In Defense of the Iron Dome
Progressives pushed to strip Iron Dome funding. But regardless of your stance on Israel, it saves innocent lives.
Today, due to pressure from progressives, Democrats stripped funding for Israel’s Iron Dome from the 2022 budget. While I am skeptical this will stick, many who seek the liberation of Palestinians see this as a victory. However, it is anything but. Iron Dome is a purely defensive measure that saves lives, using intercepting missiles to detonate missiles in the air safely. One can — and should — simultaneously be appalled at how the IDF treats Palestinians and be glad that the IDF-controlled Iron Dome saves lives.
The Iron Dome is a comparatively recent installation, intercepting its first rockets in 2009. It was a project initiated during the Second Intifada, a period of intense conflict between Israel and Palestine from 2000 to 2005. The 2006 Lebanon War saw an unprecedented number of rockets fired into Israel, a conflict precipitated by Lebanese forces raiding and attacking northern Israeli military sites.
Palestine is split between two non-contiguous regions, the Gaza Strip and the West Bank.
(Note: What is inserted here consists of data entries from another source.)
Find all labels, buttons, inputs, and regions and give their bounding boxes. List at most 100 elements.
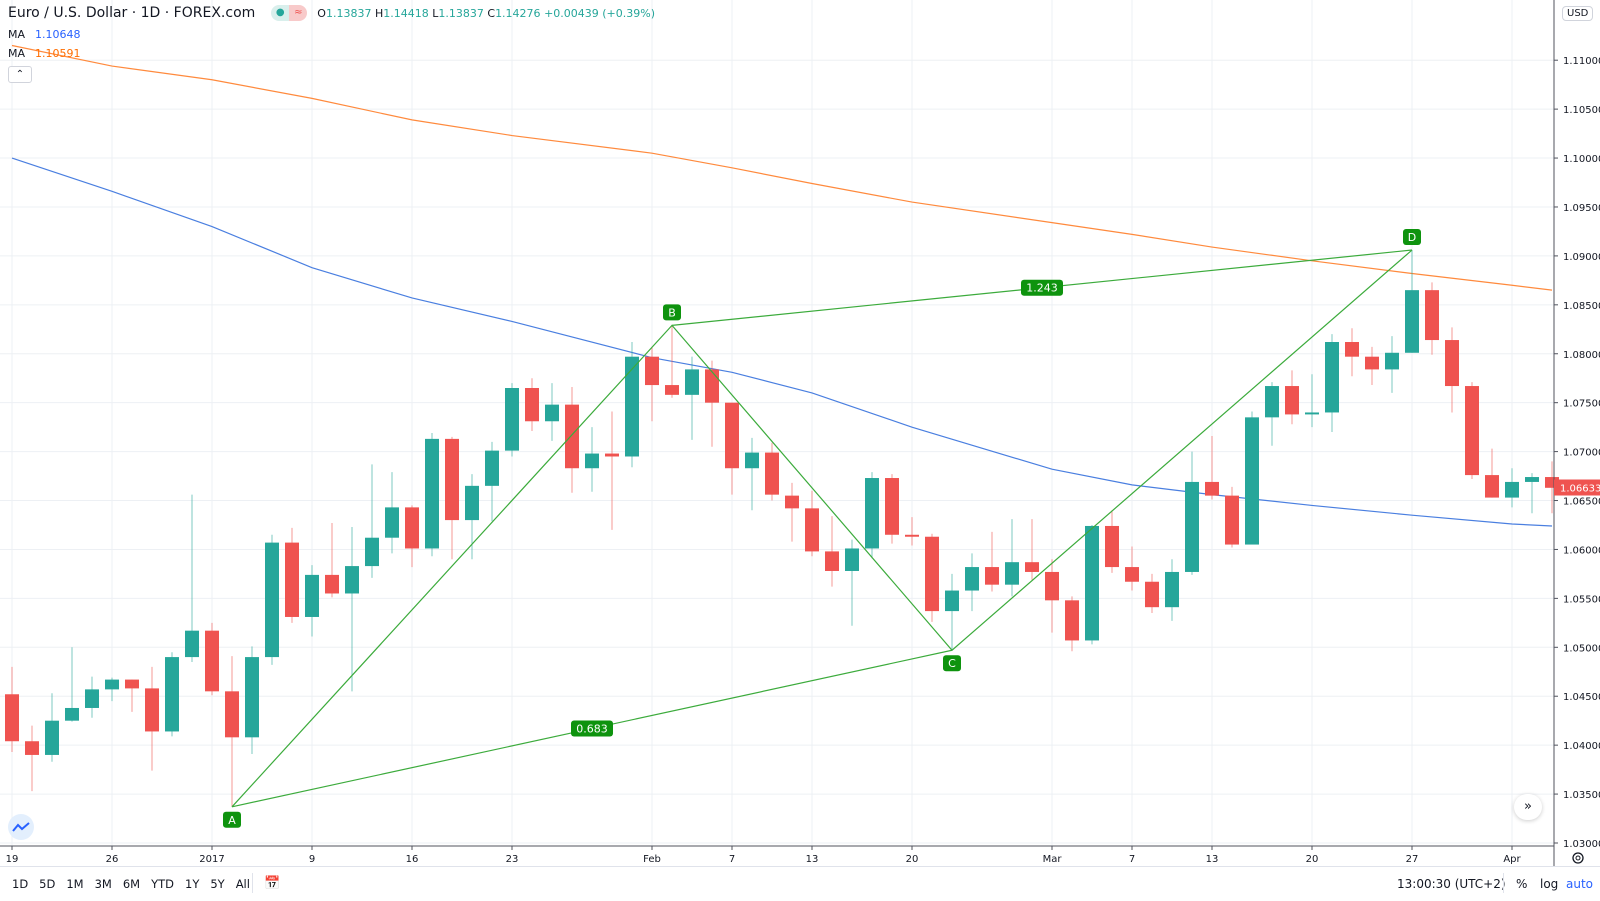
range-1m[interactable]: 1M — [66, 877, 84, 891]
x-tick-label: 13 — [806, 854, 819, 865]
range-6m[interactable]: 6M — [122, 877, 141, 891]
candle — [505, 383, 519, 457]
candle-body — [285, 542, 299, 617]
x-tick-label: 13 — [1206, 854, 1219, 865]
range-5y[interactable]: 5Y — [210, 877, 225, 891]
candle-body — [825, 551, 839, 571]
currency-badge[interactable]: USD — [1562, 6, 1594, 21]
candle-body — [1225, 495, 1239, 545]
range-3m[interactable]: 3M — [94, 877, 112, 891]
y-tick-label: 1.03500 — [1563, 790, 1600, 801]
moving-average-line — [11, 157, 1553, 527]
chevron-up-icon: ⌃ — [15, 69, 25, 80]
candle — [1425, 282, 1439, 355]
y-tick-label: 1.11000 — [1563, 56, 1600, 67]
ratio-label-bg — [571, 720, 613, 737]
y-tick-label: 1.07500 — [1563, 399, 1600, 410]
candle-body — [785, 495, 799, 509]
candle — [1505, 468, 1519, 508]
pattern-point-label: B — [668, 306, 676, 319]
symbol-title[interactable]: Euro / U.S. Dollar · 1D · FOREX.com — [8, 5, 256, 21]
candle — [605, 411, 619, 530]
range-1d[interactable]: 1D — [12, 877, 29, 891]
pattern-point-bg — [943, 655, 961, 672]
candle-body — [1345, 342, 1359, 357]
candle-body — [765, 452, 779, 495]
percent-toggle[interactable]: % — [1516, 877, 1528, 891]
range-1y[interactable]: 1Y — [185, 877, 200, 891]
candle — [1385, 336, 1399, 393]
candle — [625, 342, 639, 468]
candle — [385, 472, 399, 554]
range-ytd[interactable]: YTD — [151, 877, 174, 891]
candle-body — [1065, 600, 1079, 641]
price-chart[interactable]: 0.683 1.243 A B C D 1.03000 1.03500 1.04000 1.04… — [0, 0, 1600, 866]
candle — [1345, 328, 1359, 377]
market-status[interactable]: ● ≈ — [271, 5, 308, 21]
candle-body — [1145, 581, 1159, 608]
pattern-point-bg — [663, 304, 681, 321]
candle-body — [505, 387, 519, 451]
candle-body — [1305, 412, 1319, 415]
candle — [1005, 519, 1019, 597]
candle — [825, 516, 839, 587]
indicator-ma-1[interactable]: MA 1.10648 — [8, 28, 81, 41]
collapse-legend-button[interactable]: ⌃ — [8, 66, 32, 83]
candle-body — [1165, 571, 1179, 608]
candle-body — [645, 356, 659, 386]
x-tick-label: 19 — [6, 854, 19, 865]
symbol-legend: Euro / U.S. Dollar · 1D · FOREX.com ● ≈ O… — [8, 5, 655, 21]
range-all[interactable]: All — [235, 877, 250, 891]
indicator-ma-2[interactable]: MA 1.10591 — [8, 47, 81, 60]
indicator-label: MA — [8, 47, 26, 60]
candle — [325, 523, 339, 598]
tradingview-logo-icon[interactable] — [8, 814, 34, 840]
candle-body — [1465, 386, 1479, 476]
calendar-goto-icon[interactable]: 📅 — [264, 876, 281, 891]
auto-toggle[interactable]: auto — [1566, 877, 1594, 891]
scroll-to-realtime-button[interactable]: » — [1514, 794, 1542, 820]
candle — [1065, 596, 1079, 652]
candle-body — [1005, 562, 1019, 585]
candle — [1045, 559, 1059, 633]
candle — [105, 677, 119, 702]
candle-body — [465, 485, 479, 521]
candle — [645, 346, 659, 422]
candle — [1225, 486, 1239, 548]
ohlc-values: O1.13837 H1.14418 L1.13837 C1.14276 +0.0… — [317, 7, 655, 20]
candle — [145, 666, 159, 771]
waves-icon: ≈ — [289, 5, 308, 21]
x-tick-label: 2017 — [199, 854, 224, 865]
y-tick-label: 1.09000 — [1563, 252, 1600, 263]
gear-icon[interactable] — [1572, 852, 1584, 864]
candle — [45, 693, 59, 762]
candle-body — [545, 404, 559, 422]
high-value: 1.14418 — [383, 6, 429, 20]
candles — [5, 250, 1559, 807]
candle — [125, 679, 139, 712]
clock[interactable]: 13:00:30 (UTC+2) — [1397, 877, 1506, 891]
x-tick-label: 7 — [729, 854, 735, 865]
log-toggle[interactable]: log — [1540, 877, 1559, 891]
y-tick-label: 1.10500 — [1563, 105, 1600, 116]
candle-body — [25, 741, 39, 755]
candle-body — [725, 402, 739, 469]
candle — [525, 378, 539, 432]
candle — [225, 656, 239, 807]
candle — [1285, 370, 1299, 425]
x-tick-label: Mar — [1043, 854, 1063, 865]
candle-body — [125, 679, 139, 689]
range-5d[interactable]: 5D — [39, 877, 56, 891]
pattern-zigzag — [231, 249, 1413, 808]
candle — [925, 533, 939, 622]
indicator-label: MA — [8, 28, 26, 41]
candle-body — [1485, 475, 1499, 498]
candle — [1165, 559, 1179, 621]
change-value: +0.00439 (+0.39%) — [544, 6, 656, 20]
candle-body — [1445, 340, 1459, 387]
candle — [305, 565, 319, 637]
candle — [1125, 546, 1139, 591]
candle-body — [325, 574, 339, 594]
candle — [1405, 250, 1419, 353]
y-tick-label: 1.07000 — [1563, 448, 1600, 459]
In 2006, Hamas, the militant organization responsible for most of the rockets from the Gaza Strip, won the Gaza elections. This prompted an armed struggle between Fatah, the party previously in control, and Hamas that resulted in Hamas control of Gaza to this day.
Protecting innocent lives — whatever their nationality may be — in these conflicts is of utmost importance. Hamas, lacking a sophisticated military, largely relies on Qassam rockets, which, though they pack a potent punch, are fired out of what amounts to little more than angled metal tubes, limiting their ability to precisely aim. This makes the rockets particularly dangerous to civilian life, even when the intended targets are military in nature.
Typically, it is able to intercept about 90% of rockets fired into Israeli airspace. In recent years, Hamas has learned they can overwhelm the system by firing over a hundred rockets in the span of a few minutes, which cuts down the efficacy substantially, though it was able to prevent most of the rockets that would have hit major population centers. Though the system is expensive to operate, no price tag can be put on these lives saved.
Some have suggested that the safety the Iron Dome provides enables the IDF to do more with impunity. However, prior to its installation, the IDF expended considerably more effort targeting and retaliating against the sources of the launches. The safety it provides dampens the drive to prevent more rocket attacks forcefully and in ways that further compromise Palestinian safety and territorial integrity.
Much has been said about how the name of the “Department of Defense” is euphemistic — that it is more than anything the Department of War. But the Iron Dome represents a pure project of defense. Its interception missiles are never used to kill anyone or destroy any buildings or infrastructure. It can only destroy that which would have wrought destruction itself.
Ultimately, however, what we need is lasting peace. At this point, Israeli settlement in the West Bank has made a two-state solution near impossible. A permanent resolution to this conflict is likely only possible by creating a state that has constitutional protections for all, providing the right of return for both Jews and Palestinians. Though many speak of the conflict as if Jewish presence is entirely through settlement, the Jewish people have a long historical presence in the region that also deserves recognition. However, I fear such a solution will not come for quite some time.
Regardless of the comparative ethics of sides in a war, civilians deserve safety. The more that each side is able to defend itself against the attacks of the other, the less motive there will be for war. If you want world peace, this will not come about spontaneously or through shallow, reflexive “anti-war” stances that demand isolation as conflict rages on. An interconnected, internationalist, well-defended world is one in which war has little value and massive risk, even for the powerful. So let us build it.